Is 'petrichor' a real word? What about 'flummoxicate'? Time to find out.
Shakespeare invented over 1,700 English words still in use today, including 'assassination,' 'bedroom,' and 'lonely.' The English language is a sprawling, ever-evolving beast with over 170,000 words currently in use according to the Oxford English Dictionary — plus another 47,000 obsolete entries. With that many real words, it's no wonder some of them sound completely made up.

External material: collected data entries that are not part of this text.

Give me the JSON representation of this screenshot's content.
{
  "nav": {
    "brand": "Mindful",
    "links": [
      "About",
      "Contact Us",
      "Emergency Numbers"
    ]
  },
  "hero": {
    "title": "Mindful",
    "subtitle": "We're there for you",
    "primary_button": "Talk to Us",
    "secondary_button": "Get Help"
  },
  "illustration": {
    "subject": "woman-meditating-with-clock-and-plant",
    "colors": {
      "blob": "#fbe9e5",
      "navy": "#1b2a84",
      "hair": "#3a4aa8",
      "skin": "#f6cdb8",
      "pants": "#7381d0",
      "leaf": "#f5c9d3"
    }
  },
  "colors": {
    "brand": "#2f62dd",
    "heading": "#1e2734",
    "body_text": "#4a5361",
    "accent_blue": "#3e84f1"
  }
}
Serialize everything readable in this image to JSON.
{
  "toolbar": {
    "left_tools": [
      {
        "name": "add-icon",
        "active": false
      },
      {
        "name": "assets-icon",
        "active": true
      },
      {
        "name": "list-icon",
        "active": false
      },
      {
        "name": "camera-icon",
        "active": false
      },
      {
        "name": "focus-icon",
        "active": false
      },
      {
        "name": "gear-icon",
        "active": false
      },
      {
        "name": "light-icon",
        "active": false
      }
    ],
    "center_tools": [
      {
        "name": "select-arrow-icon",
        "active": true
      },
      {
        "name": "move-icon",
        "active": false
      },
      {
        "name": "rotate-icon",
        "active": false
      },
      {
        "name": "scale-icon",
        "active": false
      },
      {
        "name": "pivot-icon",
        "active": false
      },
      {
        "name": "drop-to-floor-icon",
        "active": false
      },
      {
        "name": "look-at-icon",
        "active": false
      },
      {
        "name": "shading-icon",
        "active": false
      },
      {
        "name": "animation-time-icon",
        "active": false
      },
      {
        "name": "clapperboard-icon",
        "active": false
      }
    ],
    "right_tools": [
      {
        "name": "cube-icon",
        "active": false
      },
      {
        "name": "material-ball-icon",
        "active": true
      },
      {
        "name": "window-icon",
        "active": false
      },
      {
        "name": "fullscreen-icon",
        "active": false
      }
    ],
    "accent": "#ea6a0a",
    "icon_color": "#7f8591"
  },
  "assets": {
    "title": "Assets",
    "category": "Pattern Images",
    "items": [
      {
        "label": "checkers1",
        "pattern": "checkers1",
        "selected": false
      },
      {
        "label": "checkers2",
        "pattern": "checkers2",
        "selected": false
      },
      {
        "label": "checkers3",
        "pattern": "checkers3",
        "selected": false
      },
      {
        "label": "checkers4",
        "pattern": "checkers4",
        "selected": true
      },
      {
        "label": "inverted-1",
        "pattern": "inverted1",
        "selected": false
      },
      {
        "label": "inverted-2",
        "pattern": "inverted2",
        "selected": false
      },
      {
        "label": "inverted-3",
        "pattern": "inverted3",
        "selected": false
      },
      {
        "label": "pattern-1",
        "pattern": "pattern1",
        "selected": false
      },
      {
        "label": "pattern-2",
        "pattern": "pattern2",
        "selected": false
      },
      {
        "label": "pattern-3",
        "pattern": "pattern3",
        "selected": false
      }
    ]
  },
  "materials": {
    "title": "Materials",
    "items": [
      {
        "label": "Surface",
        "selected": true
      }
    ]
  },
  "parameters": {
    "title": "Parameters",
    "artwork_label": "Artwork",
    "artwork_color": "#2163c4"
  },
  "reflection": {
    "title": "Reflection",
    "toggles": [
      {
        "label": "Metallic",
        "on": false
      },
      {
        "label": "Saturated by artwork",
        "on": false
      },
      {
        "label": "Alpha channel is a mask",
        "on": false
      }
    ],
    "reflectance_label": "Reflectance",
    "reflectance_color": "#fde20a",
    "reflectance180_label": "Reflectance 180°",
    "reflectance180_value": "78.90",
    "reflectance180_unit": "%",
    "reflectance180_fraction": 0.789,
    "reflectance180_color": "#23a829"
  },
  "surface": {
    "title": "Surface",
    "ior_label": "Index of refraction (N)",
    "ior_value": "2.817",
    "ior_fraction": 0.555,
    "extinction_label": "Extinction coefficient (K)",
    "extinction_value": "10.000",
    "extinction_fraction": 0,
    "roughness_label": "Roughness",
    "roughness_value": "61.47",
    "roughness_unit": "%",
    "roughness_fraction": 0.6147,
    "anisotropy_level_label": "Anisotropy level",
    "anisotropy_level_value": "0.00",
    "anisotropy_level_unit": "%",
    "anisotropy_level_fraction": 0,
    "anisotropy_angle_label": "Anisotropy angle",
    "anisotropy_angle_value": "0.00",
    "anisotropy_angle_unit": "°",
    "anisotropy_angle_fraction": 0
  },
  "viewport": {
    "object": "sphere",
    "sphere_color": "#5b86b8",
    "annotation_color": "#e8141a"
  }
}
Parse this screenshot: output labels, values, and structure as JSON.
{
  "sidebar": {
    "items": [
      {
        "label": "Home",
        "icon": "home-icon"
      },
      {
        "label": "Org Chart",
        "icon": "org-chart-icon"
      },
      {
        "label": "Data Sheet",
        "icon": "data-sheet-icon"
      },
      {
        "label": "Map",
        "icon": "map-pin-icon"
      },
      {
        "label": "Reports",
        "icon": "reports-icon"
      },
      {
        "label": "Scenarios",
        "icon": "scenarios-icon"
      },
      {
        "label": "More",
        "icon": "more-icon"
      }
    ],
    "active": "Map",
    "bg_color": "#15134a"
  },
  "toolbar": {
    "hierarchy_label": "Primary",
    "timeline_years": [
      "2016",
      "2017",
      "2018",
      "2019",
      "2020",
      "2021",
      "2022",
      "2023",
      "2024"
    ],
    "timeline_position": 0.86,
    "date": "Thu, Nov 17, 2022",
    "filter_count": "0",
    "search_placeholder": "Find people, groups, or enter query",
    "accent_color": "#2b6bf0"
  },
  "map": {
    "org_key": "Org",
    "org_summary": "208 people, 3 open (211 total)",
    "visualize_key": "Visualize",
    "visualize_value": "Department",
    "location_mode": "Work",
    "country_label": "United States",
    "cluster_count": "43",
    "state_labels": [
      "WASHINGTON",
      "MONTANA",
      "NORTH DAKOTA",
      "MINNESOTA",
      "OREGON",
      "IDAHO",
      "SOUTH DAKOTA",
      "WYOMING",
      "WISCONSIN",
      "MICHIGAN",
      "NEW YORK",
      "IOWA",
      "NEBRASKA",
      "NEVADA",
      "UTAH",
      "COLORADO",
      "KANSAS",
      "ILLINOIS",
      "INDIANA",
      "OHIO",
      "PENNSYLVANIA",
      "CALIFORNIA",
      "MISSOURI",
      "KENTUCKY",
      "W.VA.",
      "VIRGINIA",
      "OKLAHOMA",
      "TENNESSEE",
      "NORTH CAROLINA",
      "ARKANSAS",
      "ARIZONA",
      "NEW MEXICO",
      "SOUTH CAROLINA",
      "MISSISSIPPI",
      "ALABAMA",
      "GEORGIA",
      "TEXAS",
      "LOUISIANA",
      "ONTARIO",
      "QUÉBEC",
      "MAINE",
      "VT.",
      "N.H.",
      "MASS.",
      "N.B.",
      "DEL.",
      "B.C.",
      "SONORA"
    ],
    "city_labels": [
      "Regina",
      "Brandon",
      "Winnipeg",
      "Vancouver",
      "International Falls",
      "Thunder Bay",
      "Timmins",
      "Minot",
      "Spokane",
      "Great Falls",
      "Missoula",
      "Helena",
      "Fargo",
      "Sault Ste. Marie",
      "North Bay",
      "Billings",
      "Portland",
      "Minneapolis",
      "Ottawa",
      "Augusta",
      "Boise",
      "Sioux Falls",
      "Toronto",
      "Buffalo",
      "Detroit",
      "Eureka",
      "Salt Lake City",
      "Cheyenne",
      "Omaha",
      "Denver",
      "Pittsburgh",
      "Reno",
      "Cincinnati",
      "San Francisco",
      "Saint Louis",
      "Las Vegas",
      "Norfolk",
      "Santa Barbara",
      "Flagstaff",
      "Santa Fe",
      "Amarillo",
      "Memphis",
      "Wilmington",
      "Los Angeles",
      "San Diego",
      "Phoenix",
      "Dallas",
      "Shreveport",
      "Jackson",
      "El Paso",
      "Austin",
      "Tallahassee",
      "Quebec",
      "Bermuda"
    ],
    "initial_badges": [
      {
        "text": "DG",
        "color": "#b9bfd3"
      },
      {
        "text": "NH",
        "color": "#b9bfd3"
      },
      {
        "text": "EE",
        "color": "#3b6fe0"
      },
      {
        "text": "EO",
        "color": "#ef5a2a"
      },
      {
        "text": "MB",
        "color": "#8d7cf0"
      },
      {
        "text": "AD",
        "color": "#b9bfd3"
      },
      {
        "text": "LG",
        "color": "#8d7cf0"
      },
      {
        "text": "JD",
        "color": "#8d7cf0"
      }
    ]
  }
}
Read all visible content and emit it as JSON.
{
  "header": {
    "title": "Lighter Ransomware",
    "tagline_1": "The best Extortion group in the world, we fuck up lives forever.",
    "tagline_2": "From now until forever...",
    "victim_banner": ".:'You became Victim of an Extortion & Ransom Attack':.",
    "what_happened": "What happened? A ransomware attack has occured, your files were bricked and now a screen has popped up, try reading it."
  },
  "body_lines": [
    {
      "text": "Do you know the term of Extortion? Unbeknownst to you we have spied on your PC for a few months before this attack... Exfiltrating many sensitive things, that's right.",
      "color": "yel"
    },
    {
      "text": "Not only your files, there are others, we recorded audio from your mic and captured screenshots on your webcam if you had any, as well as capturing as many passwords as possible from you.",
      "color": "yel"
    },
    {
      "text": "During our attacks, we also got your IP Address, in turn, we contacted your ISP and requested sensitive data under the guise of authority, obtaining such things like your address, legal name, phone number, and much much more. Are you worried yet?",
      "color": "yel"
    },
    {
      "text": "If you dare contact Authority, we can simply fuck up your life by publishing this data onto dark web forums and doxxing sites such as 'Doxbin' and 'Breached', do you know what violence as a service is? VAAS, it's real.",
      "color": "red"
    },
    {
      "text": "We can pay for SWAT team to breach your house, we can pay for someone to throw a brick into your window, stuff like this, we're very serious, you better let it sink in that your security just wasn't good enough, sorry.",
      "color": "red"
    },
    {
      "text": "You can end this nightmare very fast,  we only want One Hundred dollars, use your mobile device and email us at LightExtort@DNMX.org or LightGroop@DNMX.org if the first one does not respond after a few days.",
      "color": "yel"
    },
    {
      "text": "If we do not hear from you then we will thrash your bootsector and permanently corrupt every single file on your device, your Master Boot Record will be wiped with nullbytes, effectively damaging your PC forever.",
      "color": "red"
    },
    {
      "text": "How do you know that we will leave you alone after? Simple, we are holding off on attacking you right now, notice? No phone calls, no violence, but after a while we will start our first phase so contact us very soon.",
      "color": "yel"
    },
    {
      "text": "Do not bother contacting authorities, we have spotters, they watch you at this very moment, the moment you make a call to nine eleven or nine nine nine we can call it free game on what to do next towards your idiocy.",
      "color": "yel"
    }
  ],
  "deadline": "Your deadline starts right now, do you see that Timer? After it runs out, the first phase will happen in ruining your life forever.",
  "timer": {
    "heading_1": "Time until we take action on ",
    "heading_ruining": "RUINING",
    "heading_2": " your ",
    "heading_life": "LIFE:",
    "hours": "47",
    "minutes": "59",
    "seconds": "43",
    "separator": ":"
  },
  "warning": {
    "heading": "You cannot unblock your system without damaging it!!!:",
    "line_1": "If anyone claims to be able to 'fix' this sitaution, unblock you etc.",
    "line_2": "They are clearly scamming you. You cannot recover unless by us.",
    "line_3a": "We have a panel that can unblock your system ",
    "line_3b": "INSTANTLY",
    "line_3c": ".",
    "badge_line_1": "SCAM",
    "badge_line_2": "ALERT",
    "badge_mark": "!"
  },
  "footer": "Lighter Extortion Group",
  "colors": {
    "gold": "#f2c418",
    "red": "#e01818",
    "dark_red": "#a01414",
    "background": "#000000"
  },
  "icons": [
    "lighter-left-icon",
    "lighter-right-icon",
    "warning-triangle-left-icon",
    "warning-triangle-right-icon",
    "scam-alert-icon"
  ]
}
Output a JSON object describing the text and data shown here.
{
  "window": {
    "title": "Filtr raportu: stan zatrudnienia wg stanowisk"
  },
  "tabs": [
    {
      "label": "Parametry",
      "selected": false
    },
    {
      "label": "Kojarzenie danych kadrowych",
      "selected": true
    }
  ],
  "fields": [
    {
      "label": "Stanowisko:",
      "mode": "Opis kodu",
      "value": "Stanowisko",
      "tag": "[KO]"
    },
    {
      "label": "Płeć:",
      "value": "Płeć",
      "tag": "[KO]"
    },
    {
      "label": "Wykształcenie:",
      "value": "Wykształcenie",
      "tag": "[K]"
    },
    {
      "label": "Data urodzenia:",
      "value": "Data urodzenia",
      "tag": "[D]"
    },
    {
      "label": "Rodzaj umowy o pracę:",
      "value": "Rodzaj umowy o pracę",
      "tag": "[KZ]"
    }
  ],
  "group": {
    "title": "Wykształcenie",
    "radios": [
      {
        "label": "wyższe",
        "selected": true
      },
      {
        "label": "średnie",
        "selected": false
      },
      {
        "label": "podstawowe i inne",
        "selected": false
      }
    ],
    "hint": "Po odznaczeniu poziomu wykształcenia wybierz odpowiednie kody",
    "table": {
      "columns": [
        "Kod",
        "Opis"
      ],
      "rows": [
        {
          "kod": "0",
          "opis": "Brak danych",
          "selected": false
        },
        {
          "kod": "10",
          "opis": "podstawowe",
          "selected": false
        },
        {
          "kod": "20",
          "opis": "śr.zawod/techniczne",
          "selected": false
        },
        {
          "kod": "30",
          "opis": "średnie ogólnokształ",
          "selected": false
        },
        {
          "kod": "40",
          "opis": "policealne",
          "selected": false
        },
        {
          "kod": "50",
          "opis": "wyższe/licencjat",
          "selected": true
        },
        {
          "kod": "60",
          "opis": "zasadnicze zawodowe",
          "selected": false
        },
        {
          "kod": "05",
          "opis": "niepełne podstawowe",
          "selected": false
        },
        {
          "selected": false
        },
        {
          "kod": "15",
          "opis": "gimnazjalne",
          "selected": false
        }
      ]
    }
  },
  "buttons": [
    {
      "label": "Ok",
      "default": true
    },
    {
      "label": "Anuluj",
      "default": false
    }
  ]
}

Each round presents 10 randomized multiple-choice questions drawn from a pool of 50, so every playthrough is different. You'll encounter real obscure words, convincing fakes, and tricky etymology challenges. Instant feedback with explanations after each answer, plus a shareable score at the end.
This quiz covers genuinely obscure English words like petrichor and borborygmus, words that sound fake but are real like flibbertigibbet and cattywampus, how new words enter the dictionary through portmanteau, brand-to-verb shifts, and cultural coinage, plus the fascinating etymologies behind words with Latin, Greek, German, and Dutch origins.
The longest word in a major English dictionary is 'pneumonoultramicroscopicsilicovolcanoconiosis' at 45 letters, referring to a lung disease caused by inhaling very fine silica dust. It was coined in 1935 by Everett M. Smith, president of the National Puzzlers' League, partly as a stunt to create the longest English word.
The Oxford English Dictionary contains over 170,000 words currently in use, plus around 47,000 obsolete entries and 9,500 derivative words. The OED adds roughly 1,000 new entries per year. The total count depends on how you define a 'word' — including technical, scientific, and slang terms, estimates range from 250,000 to over a million.
Many real English words sound completely made up. 'Flibbertigibbet' means a frivolous, chatty person. 'Borborygmus' is the scientific term for stomach rumbling. 'Cattywampus' means crooked or askew. 'Snickersnee' is a large knife (from Dutch). 'Widdershins' means counterclockwise. These are all legitimate dictionary entries with centuries of documented use.